Шертль и его коллеги настойчиво предлагают обратить внимание сразу на несколько теологических альтернатив традиционному теизму, более подходящих для современного человека. Они рекомендуют пять направлений его «мелиорации».
Прежде всего, неплохи даже умеренные попытки реформирования того, что Дэвис называет классическим теизмом, ну хотя бы ограничение некоторых Божественных абсолютных атрибутов. Например, в том направлении, как т. н. открытый теизм (open theism) Уильяма Хаскера и его единомышленников[159] ограничивает Божественное знание знанием только прошлого и настоящего, исключая из него знание будущего. Но и критическая работа с традиционными «все-атрибутами» (которая может нам дать «реальный классический теизм») может быть полезна для ограничения «антропоморфизма», за который Ансельм и Авиценна не несут никакой ответственности: современное понимание Бога как совершенной субстанции может много «само по себе дать для уравновешивания чрезмерно персоналистического понятия Бога» (an overtly personal concept of God)[160]. Таким образом, даже «теистический классицизм» может быть использован для нейтрализации того, что наименее приемлемо для современного человека в традиционном теизме. Но есть и «более свежие» альтернативы ему, которые можно противопоставить уже и «классическому теизму» (он, как я бы сказал, должен, исходя из логики «реформаторов», сделать то, что должен сделать мавр, сделав свое дело).
Вторая альтернатива – это обращение к традициям классического немецкого и английского абсолютного идеализма, которые возрождаются прежде всего в теологической работе Клауса Мюллера, развивающего идею безличностного или, по-другому, «суперличностного» понимания Бога – как «Абсолютного Я». Ему близок и Тимоти Спригг, который, перечислив четырнадцать возможных атрибутов Бога, исключил из них для идеалистического понимания всего только три: понимание Его как Творца, как обладателя непревзойденного морального совершенства и как всеведущей и всемогущей «контролирующей личности»[161]. Это направление близко к панентеизму.
Третья альтернатива – обращение к процессуальной метафизике, целью которой является примирение понятия Бога со свободным и неуправляемым развитием мира (и с дарвиновской теорией). Здесь можно принять модель биполярного бога – как и начала и результата всех космических процессов[162].
Четвертая альтернатива – та версия «антропно / антропоморфного теизма», которую предложил австралийский философ Питер Форрест. Если ее развивать, то, следуя натуралистическо-эволюционистскому мировоззрению (Форрест называл это «научным теизмом»), придется ограничивать уже все атрибуты Бога классического теизма – всемогущество, благость и вневременность. Этот взгляд позволяет видеть в Боге «высшее, но реально развивающееся и в высокой степени относительное существо (highly relational entity), способное к любви и доверию», когда Он не как суверен мира, но как «скорее любящий партнер человеческого рода»[163].

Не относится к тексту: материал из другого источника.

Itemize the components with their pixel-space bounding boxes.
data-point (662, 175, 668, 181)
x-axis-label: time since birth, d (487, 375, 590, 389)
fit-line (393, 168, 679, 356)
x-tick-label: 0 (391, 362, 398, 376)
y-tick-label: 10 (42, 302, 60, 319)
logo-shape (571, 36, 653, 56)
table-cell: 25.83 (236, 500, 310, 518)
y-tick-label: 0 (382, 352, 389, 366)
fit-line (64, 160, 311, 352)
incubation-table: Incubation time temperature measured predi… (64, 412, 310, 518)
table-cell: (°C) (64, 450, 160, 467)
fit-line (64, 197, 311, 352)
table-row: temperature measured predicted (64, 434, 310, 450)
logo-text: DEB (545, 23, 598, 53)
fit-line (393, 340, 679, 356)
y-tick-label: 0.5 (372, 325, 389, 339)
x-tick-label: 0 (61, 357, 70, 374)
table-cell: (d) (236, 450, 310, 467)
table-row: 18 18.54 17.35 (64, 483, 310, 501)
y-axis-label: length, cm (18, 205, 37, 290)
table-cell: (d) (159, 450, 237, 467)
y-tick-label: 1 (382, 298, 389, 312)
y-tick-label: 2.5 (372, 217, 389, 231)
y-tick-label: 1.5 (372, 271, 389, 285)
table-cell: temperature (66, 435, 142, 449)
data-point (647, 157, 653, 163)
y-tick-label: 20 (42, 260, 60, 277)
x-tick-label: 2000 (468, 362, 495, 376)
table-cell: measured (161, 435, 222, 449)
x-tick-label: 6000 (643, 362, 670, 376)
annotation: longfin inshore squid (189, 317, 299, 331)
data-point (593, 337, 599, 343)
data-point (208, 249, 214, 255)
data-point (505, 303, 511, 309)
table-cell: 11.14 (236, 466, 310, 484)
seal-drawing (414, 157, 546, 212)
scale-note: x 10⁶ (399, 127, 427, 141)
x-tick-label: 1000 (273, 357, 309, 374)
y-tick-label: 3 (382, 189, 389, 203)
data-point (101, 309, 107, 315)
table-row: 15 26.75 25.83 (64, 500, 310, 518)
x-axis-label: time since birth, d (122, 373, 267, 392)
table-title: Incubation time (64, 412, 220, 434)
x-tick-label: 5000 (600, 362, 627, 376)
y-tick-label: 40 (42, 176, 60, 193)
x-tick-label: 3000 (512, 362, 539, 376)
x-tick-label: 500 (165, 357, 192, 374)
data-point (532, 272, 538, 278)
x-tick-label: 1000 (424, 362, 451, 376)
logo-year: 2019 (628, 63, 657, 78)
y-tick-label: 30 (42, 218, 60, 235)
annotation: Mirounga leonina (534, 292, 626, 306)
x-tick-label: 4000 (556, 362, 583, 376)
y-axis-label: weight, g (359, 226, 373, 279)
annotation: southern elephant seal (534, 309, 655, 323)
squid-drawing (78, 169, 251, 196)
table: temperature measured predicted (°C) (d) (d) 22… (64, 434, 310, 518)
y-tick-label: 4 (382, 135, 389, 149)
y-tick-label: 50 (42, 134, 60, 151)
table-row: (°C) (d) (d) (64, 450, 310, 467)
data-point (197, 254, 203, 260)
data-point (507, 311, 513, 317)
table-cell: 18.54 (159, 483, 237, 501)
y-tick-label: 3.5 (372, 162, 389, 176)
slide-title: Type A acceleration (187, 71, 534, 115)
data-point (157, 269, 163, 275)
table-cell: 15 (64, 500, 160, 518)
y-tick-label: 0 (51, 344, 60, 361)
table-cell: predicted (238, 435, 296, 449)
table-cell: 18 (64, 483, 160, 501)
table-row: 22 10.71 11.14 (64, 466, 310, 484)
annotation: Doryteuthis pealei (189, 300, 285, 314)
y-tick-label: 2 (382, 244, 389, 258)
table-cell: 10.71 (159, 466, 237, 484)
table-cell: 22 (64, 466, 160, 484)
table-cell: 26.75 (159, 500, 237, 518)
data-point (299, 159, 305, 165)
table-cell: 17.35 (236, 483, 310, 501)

Альтернатива пятая – та, что была предложена Джоном Бишопом и Кеном Перцсиком. Здесь также присутствует натуралистическая метафизика, и акцент ставится на демонтировании Божественной трансцендентности: Бог существует только внутри мира, как конечная формальная причина каждого события. «Открытие» Бишопа состояло в том, что Бога с атрибутами всесовершенства, такими как всемогущество и всеведение, можно только бояться, но не любить. Можно видеть также, что само совершенство стоит не у истоков мира, а в его конце – как цель, к которой он стремится[164].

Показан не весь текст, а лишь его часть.